Apenas no ano passado, foram aprovados 70 requerimentos para o fornecimento de medicamento pós-estudo, incluindo medicamentos para diabetes, diversos tipos de cânceres, doenças raras e autoimunes, entre outros, de acordo com relatório da Coordenação de Pesquisas Clínicas da ANVISA.

Não por acaso, a nova lei teve origem em uma demanda da Interfarma, associação que representa no Brasil as maiores empresas farmacêuticas multinacionais. A indústria farmacêutica é a principal interessada na restrição dos direitos dos participantes de pesquisas clínicas com o discurso de que tal medida atrairia mais pesquisas para o Brasil.

Além de limitar o prazo de fornecimento do medicamento a até no máximo cinco anos após sua disponibilização comercial no país, a nova lei delega a decisão sobre o acesso ao pesquisador e patrocinador da pesquisa. “Isso é um evidente conflito de interesses, que põe em risco o direito do participante”, alerta a coordenadora regional de MSF Acesso.

O dispositivo legal segue para regulamentação pelo Ministério da Saúde. Mesmo que nesse momento o texto da lei não possa ser modificado, ainda é possível que a regulamentação estabeleça critérios mais favoráveis aos participantes da pesquisa, como assegurar medidas que reduzam o conflito de interesses. “Uma melhora possível seria estabelecer um mecanismo independente de revisão nos casos em que o pesquisador ou patrocinador entenda que o participante não se enquadra nas condições estabelecidas para receber o medicamento após a conclusão da pesquisa”, explica Soeiro.

Mesmo que neste momento seja inevitável que a lei entre em vigor, a limitação do acesso pós-estudo é um recuo na garantia dos participantes de pesquisas clínicas e, portanto, uma violação do princípio de proibição de retrocesso presente na Constituição Federal.

A lei também vai na direção oposta de normativas internacionais das quais o Brasil é signatário. Um exemplo é a Declaração de Helsinque, que instituiu o princípio da beneficência, determinando que os benefícios da pesquisa têm de ser superiores aos riscos ao sujeito de pesquisa e que seja continuada a oferta de medicamentos para os sujeitos de pesquisa, entre outras obrigatoriedades. A Declaração de Helsinque, da qual o Brasil é um histórico defensor, tem caráter universal. Portanto seus princípios têm de ser aplicados a todos os países do mundo, sem distinção.
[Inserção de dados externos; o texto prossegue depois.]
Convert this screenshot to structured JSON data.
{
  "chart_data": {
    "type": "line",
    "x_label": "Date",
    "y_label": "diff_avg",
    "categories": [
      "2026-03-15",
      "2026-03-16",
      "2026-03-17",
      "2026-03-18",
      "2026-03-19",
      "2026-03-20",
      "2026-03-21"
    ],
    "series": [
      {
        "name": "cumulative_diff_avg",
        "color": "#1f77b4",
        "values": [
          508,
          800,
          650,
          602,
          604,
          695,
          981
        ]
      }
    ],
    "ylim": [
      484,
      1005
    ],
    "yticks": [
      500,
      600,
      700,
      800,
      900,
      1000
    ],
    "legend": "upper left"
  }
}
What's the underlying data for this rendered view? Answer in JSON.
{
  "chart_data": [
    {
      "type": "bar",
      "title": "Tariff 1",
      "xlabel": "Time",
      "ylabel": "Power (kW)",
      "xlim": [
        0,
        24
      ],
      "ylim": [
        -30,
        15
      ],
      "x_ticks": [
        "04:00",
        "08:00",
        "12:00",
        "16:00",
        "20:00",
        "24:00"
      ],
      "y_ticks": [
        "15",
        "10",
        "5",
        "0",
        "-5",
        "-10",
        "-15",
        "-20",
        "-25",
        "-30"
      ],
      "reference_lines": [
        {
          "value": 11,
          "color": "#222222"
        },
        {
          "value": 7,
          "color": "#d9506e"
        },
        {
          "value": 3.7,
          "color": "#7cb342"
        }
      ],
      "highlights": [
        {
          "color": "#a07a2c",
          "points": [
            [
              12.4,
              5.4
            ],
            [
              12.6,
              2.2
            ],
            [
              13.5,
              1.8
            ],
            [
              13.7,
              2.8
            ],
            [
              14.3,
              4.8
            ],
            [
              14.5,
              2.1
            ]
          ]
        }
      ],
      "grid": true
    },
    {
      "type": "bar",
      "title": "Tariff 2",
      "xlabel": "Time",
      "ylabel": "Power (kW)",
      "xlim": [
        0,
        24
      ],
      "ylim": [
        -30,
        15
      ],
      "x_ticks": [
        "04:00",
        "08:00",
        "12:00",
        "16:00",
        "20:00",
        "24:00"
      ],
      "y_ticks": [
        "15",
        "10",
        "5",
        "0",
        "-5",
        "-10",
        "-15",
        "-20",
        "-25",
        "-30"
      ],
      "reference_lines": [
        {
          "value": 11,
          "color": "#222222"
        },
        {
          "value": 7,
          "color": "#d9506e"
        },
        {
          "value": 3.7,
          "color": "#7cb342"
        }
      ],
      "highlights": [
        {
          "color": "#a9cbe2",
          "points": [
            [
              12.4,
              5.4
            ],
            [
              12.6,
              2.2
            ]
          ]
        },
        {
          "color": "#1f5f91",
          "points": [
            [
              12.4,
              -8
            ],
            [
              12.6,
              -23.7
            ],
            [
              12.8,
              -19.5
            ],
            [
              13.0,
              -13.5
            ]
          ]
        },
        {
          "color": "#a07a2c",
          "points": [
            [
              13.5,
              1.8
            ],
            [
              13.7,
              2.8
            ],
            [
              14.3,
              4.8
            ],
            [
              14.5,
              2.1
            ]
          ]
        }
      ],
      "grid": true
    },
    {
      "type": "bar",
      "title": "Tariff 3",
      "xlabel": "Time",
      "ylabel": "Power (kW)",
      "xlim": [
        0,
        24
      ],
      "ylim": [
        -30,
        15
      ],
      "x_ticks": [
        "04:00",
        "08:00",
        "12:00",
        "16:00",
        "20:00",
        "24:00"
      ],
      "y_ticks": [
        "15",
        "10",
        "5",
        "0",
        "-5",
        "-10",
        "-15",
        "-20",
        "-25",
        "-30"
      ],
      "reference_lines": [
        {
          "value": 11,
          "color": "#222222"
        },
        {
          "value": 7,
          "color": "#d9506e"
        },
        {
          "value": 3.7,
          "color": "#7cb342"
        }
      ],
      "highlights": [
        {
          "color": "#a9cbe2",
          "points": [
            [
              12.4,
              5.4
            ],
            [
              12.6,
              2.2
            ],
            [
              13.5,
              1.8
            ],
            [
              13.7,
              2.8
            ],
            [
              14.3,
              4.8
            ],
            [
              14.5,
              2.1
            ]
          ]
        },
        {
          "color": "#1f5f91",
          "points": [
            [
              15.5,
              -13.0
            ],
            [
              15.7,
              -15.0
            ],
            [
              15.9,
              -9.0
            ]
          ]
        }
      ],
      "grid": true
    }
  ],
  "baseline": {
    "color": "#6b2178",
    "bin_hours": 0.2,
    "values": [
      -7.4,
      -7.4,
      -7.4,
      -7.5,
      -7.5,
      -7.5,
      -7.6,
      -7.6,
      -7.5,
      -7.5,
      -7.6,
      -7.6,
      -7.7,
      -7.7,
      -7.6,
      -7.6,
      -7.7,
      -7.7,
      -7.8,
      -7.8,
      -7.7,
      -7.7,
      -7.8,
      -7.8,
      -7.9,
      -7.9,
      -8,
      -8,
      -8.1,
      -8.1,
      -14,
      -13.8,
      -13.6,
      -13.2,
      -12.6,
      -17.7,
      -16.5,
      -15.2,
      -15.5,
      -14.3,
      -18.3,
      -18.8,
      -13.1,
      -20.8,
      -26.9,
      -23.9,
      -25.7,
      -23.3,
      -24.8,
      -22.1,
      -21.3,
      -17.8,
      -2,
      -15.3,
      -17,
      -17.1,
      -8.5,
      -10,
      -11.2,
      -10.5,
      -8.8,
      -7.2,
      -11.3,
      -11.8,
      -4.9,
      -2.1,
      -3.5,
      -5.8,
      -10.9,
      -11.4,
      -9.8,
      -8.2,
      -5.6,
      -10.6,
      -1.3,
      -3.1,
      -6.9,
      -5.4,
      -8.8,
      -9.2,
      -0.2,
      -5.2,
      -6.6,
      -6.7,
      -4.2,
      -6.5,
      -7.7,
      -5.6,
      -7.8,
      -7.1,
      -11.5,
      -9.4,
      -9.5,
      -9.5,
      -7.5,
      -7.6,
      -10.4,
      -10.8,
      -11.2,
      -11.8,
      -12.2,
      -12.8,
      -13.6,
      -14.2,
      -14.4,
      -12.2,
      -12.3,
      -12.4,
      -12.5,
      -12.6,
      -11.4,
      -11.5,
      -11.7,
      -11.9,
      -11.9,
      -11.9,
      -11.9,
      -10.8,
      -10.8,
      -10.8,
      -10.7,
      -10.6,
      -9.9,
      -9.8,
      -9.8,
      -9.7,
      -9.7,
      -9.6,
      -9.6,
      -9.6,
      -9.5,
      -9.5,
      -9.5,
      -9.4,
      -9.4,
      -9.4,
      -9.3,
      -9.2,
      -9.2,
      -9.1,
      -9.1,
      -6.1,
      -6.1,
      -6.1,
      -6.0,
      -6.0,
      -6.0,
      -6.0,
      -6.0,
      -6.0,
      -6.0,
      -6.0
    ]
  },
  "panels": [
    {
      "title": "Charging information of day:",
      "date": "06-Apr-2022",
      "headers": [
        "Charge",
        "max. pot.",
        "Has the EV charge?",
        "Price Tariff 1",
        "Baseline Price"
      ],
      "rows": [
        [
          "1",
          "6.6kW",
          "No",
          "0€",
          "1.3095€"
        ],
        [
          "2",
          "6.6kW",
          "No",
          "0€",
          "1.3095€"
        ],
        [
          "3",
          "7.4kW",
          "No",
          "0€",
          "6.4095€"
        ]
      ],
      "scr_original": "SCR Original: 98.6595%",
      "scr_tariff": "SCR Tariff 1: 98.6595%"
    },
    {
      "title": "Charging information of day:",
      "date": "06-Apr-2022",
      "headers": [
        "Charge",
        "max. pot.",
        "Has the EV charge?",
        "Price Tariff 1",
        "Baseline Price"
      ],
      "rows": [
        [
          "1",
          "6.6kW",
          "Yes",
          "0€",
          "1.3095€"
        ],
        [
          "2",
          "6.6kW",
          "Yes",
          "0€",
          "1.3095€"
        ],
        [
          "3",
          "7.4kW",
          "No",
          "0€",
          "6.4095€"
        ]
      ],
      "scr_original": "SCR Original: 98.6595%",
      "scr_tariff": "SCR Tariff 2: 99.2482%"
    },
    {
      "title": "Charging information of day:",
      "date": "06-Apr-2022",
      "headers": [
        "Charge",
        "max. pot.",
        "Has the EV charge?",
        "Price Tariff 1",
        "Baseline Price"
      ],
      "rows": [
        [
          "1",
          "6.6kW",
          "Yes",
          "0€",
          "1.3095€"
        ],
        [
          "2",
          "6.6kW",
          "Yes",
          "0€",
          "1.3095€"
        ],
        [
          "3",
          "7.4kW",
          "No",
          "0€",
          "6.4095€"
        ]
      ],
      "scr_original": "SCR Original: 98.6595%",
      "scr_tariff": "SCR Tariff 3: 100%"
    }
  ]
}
Além disso, o direito de “desfrutar dos benefícios do progresso científico e suas aplicações” é um direito humano estipulado no artigo 15 do Pacto Internacional sobre Direitos Econômicos, Sociais e Culturais, que entrou em vigor em 1976 e do qual o Brasil também é signatário.

Da mesma forma, a referida restrição do direito de acesso pós-ensaio clínico vai na direção contrária dos pressupostos do recém-aprovado Acordo sobre Preparação, Prevenção e Respostas a Pandemias no âmbito da Organização Mundial de Saúde, que visa garantir o acesso pós-ensaio não somente para os participantes da pesquisa clínica, mas também para a comunidade em risco.

“É preciso deixar claro que participantes de pesquisas clínicas não são cobaias humanas e devem ter seus direitos garantidos acima dos interesses econômicos dos financiadores das pesquisas”, concluiu ela.